As she spoke, the color fled from her face, and her tones became so strange and resolute, that Marston turned short upon his heel, and stopped before her. She looked in his face; he frowned, but lowered his eyes. She drew nearer, laid her hand upon his shoulder, and whispered for a few moments in his ear. He raised his face suddenly: its features were sharp and fixed; its hue was changed; it was livid and moveless, like a face cut in gray stone. He staggered back a little and a little more, and then a little more, and fell backward. Fortunately, the chair in which he had been sitting received him, and he lay there insensible as a corpse. When at last his eyes opened, there was no gleam of triumph, no shade of anger, nothing perceptible of guilt or menace, in the young woman’s countenance. The flush had returned to her cheeks; her dimpled chin had sunk upon her full white throat; sorrow, shame, and pride seemed struggling in her handsome face, and she stood before him like a beautiful penitent, who has just made a strange and humbling shrift to her father confessor.
Next day, Marston was mounting his horse for a solitary ride through his park, when Doctor Danvers rode abruptly into the courtyard from the back entrance. Marston touched his hat, and said—
“I don’t stand on forms with you, doctor, and you, I know, will waive ceremony with me. You will find Mrs. Marston at home.”
“Nay, my dear sir,” interrupted the clergyman, sitting firm in his saddle, “my business lies with you today.”
“The devil it does!” said Marston, with discontented surprise.
“Truly it does, sir,” repeated he, with a look of gentle reproof, for the profanity of Marston’s ejaculation, far more than the rudeness of his manner, offended him; “and I grieve that your surprise should have somewhat carried you away—”
“Well, then, Doctor Danvers,” interrupted Marston, drily, and without heeding his concluding remark, “if you really have business with me, it is, at all events, of no very pressing kind, and may be as well told after supper as now. So, pray, go into the house and rest yourself: we can talk together in the evening.”
“My horse is not tired,” said the clergyman, patting his steed’s neck; “and if you do not object, I will ride by your side for a short time, and as we go, I can say out what I have to tell.”

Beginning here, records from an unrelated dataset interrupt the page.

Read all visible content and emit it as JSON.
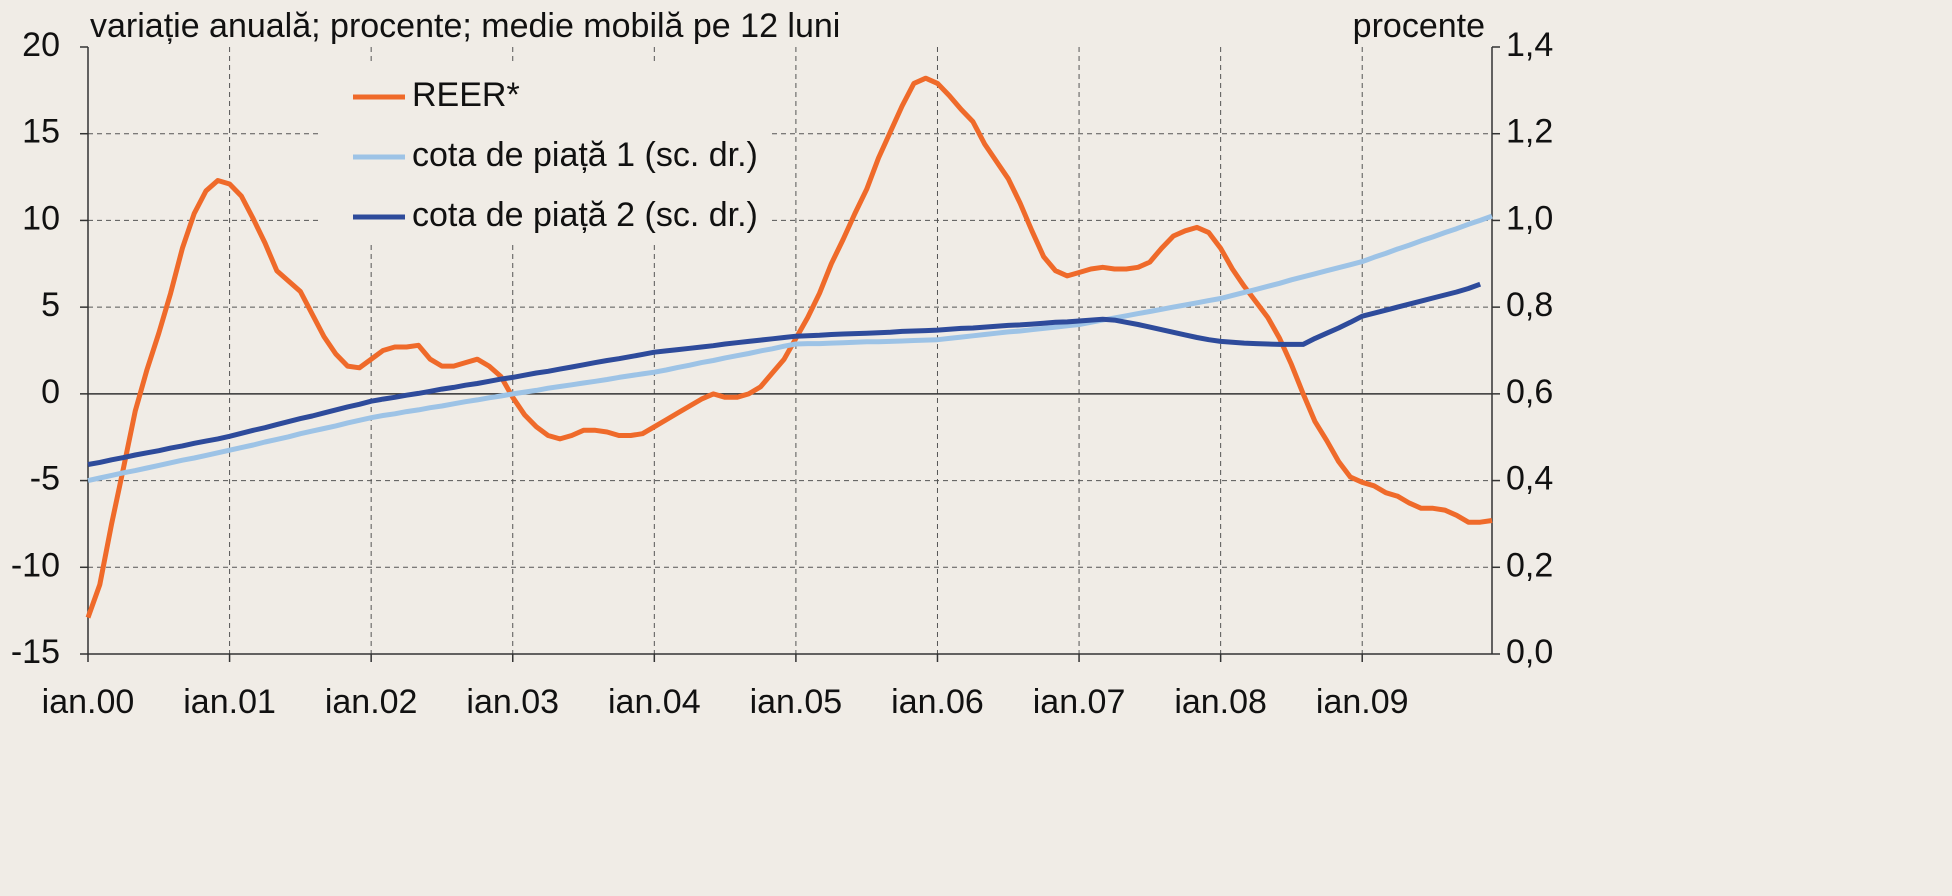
{
  "chart_data": {
    "type": "line",
    "y_label": "variație anuală; procente; medie mobilă pe 12 luni",
    "y2_label": "procente",
    "categories": [
      "ian.00",
      null,
      null,
      null,
      null,
      null,
      null,
      null,
      null,
      null,
      null,
      null,
      "ian.01",
      null,
      null,
      null,
      null,
      null,
      null,
      null,
      null,
      null,
      null,
      null,
      "ian.02",
      null,
      null,
      null,
      null,
      null,
      null,
      null,
      null,
      null,
      null,
      null,
      "ian.03",
      null,
      null,
      null,
      null,
      null,
      null,
      null,
      null,
      null,
      null,
      null,
      "ian.04",
      null,
      null,
      null,
      null,
      null,
      null,
      null,
      null,
      null,
      null,
      null,
      "ian.05",
      null,
      null,
      null,
      null,
      null,
      null,
      null,
      null,
      null,
      null,
      null,
      "ian.06",
      null,
      null,
      null,
      null,
      null,
      null,
      null,
      null,
      null,
      null,
      null,
      "ian.07",
      null,
      null,
      null,
      null,
      null,
      null,
      null,
      null,
      null,
      null,
      null,
      "ian.08",
      null,
      null,
      null,
      null,
      null,
      null,
      null,
      null,
      null,
      null,
      null,
      "ian.09",
      null,
      null,
      null,
      null,
      null,
      null,
      null,
      null,
      null,
      null,
      null
    ],
    "ylim": [
      -15,
      20
    ],
    "yticks": [
      -15,
      -10,
      -5,
      0,
      5,
      10,
      15,
      20
    ],
    "y2lim": [
      0,
      1.4
    ],
    "y2ticks": [
      {
        "value": 0,
        "label": "0,0"
      },
      {
        "value": 0.2,
        "label": "0,2"
      },
      {
        "value": 0.4,
        "label": "0,4"
      },
      {
        "value": 0.6,
        "label": "0,6"
      },
      {
        "value": 0.8,
        "label": "0,8"
      },
      {
        "value": 1.0,
        "label": "1,0"
      },
      {
        "value": 1.2,
        "label": "1,2"
      },
      {
        "value": 1.4,
        "label": "1,4"
      }
    ],
    "grid": true,
    "legend": "upper left",
    "series": [
      {
        "name": "REER*",
        "color": "#ef6a2a",
        "values": [
          -12.9,
          -11.0,
          -7.5,
          -4.3,
          -1.0,
          1.4,
          3.5,
          5.8,
          8.4,
          10.4,
          11.7,
          12.3,
          12.1,
          11.4,
          10.1,
          8.7,
          7.1,
          6.5,
          5.9,
          4.6,
          3.3,
          2.3,
          1.6,
          1.5,
          2.0,
          2.5,
          2.7,
          2.7,
          2.8,
          2.0,
          1.6,
          1.6,
          1.8,
          2.0,
          1.6,
          1.0,
          -0.2,
          -1.2,
          -1.9,
          -2.4,
          -2.6,
          -2.4,
          -2.1,
          -2.1,
          -2.2,
          -2.4,
          -2.4,
          -2.3,
          -1.9,
          -1.5,
          -1.1,
          -0.7,
          -0.3,
          0.0,
          -0.2,
          -0.2,
          0.0,
          0.4,
          1.2,
          2.0,
          3.2,
          4.4,
          5.8,
          7.5,
          8.9,
          10.4,
          11.8,
          13.6,
          15.1,
          16.6,
          17.9,
          18.2,
          17.9,
          17.2,
          16.4,
          15.7,
          14.4,
          13.4,
          12.4,
          11.0,
          9.4,
          7.9,
          7.1,
          6.8,
          7.0,
          7.2,
          7.3,
          7.2,
          7.2,
          7.3,
          7.6,
          8.4,
          9.1,
          9.4,
          9.6,
          9.3,
          8.4,
          7.2,
          6.2,
          5.3,
          4.4,
          3.2,
          1.7,
          0.0,
          -1.6,
          -2.7,
          -3.9,
          -4.8,
          -5.1,
          -5.3,
          -5.7,
          -5.9,
          -6.3,
          -6.6,
          -6.6,
          -6.7,
          -7.0,
          -7.4,
          -7.4,
          -7.3
        ]
      },
      {
        "name": "cota de piață 1 (sc. dr.)",
        "color": "#9dc3e6",
        "axis": "y2",
        "values": [
          0.4,
          0.406,
          0.412,
          0.418,
          0.423,
          0.429,
          0.435,
          0.441,
          0.447,
          0.452,
          0.458,
          0.464,
          0.47,
          0.476,
          0.482,
          0.489,
          0.495,
          0.501,
          0.508,
          0.514,
          0.52,
          0.526,
          0.533,
          0.539,
          0.545,
          0.55,
          0.554,
          0.559,
          0.563,
          0.568,
          0.572,
          0.577,
          0.582,
          0.586,
          0.591,
          0.595,
          0.6,
          0.604,
          0.608,
          0.613,
          0.617,
          0.621,
          0.625,
          0.629,
          0.633,
          0.638,
          0.642,
          0.646,
          0.65,
          0.655,
          0.661,
          0.666,
          0.672,
          0.677,
          0.683,
          0.688,
          0.693,
          0.699,
          0.704,
          0.71,
          0.715,
          0.716,
          0.716,
          0.717,
          0.718,
          0.719,
          0.72,
          0.72,
          0.721,
          0.722,
          0.723,
          0.724,
          0.725,
          0.728,
          0.731,
          0.734,
          0.737,
          0.74,
          0.743,
          0.745,
          0.748,
          0.751,
          0.754,
          0.757,
          0.76,
          0.765,
          0.77,
          0.775,
          0.78,
          0.785,
          0.79,
          0.795,
          0.8,
          0.805,
          0.81,
          0.815,
          0.82,
          0.827,
          0.834,
          0.841,
          0.848,
          0.855,
          0.863,
          0.87,
          0.877,
          0.884,
          0.891,
          0.898,
          0.905,
          0.915,
          0.924,
          0.934,
          0.943,
          0.953,
          0.962,
          0.972,
          0.981,
          0.991,
          1.0,
          1.01
        ]
      },
      {
        "name": "cota de piață 2 (sc. dr.)",
        "color": "#2e4b9b",
        "axis": "y2",
        "values": [
          0.437,
          0.442,
          0.448,
          0.453,
          0.459,
          0.464,
          0.469,
          0.475,
          0.48,
          0.486,
          0.491,
          0.496,
          0.502,
          0.509,
          0.516,
          0.522,
          0.529,
          0.536,
          0.543,
          0.549,
          0.556,
          0.563,
          0.57,
          0.576,
          0.583,
          0.588,
          0.592,
          0.597,
          0.601,
          0.606,
          0.611,
          0.615,
          0.62,
          0.624,
          0.629,
          0.634,
          0.638,
          0.643,
          0.648,
          0.652,
          0.657,
          0.662,
          0.667,
          0.672,
          0.677,
          0.681,
          0.686,
          0.691,
          0.696,
          0.699,
          0.702,
          0.705,
          0.708,
          0.711,
          0.715,
          0.718,
          0.721,
          0.724,
          0.727,
          0.73,
          0.733,
          0.734,
          0.735,
          0.737,
          0.738,
          0.739,
          0.74,
          0.741,
          0.742,
          0.744,
          0.745,
          0.746,
          0.747,
          0.749,
          0.751,
          0.752,
          0.754,
          0.756,
          0.758,
          0.759,
          0.761,
          0.763,
          0.765,
          0.766,
          0.768,
          0.77,
          0.772,
          0.77,
          0.765,
          0.76,
          0.754,
          0.748,
          0.742,
          0.736,
          0.73,
          0.725,
          0.721,
          0.719,
          0.717,
          0.716,
          0.715,
          0.714,
          0.714,
          0.714,
          0.728,
          0.74,
          0.752,
          0.765,
          0.779,
          0.786,
          0.793,
          0.8,
          0.807,
          0.814,
          0.821,
          0.828,
          0.835,
          0.843,
          0.853,
          null
        ]
      }
    ]
  }
}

“Well, well, be it so,” said Marston, with suppressed impatience, and without more ceremony, he rode slowly along the avenue, and turned off upon the soft sward in the direction of the wildest portion of his wooded demesne, the clergyman keeping close beside him. They proceeded some little way at a walk before Doctor Danvers spoke.
“I have been twice or thrice with that unhappy man,” at length he said.
“What unhappy man? Unhappiness is no distinguishing singularity, is it?” said Marston, sharply.
“No, truly, you have well said,” replied Doctor Danvers. “True it is that man is born unto trouble as the sparks fly upward. I speak, however, of your servant, Merton—a most unhappy wretch.”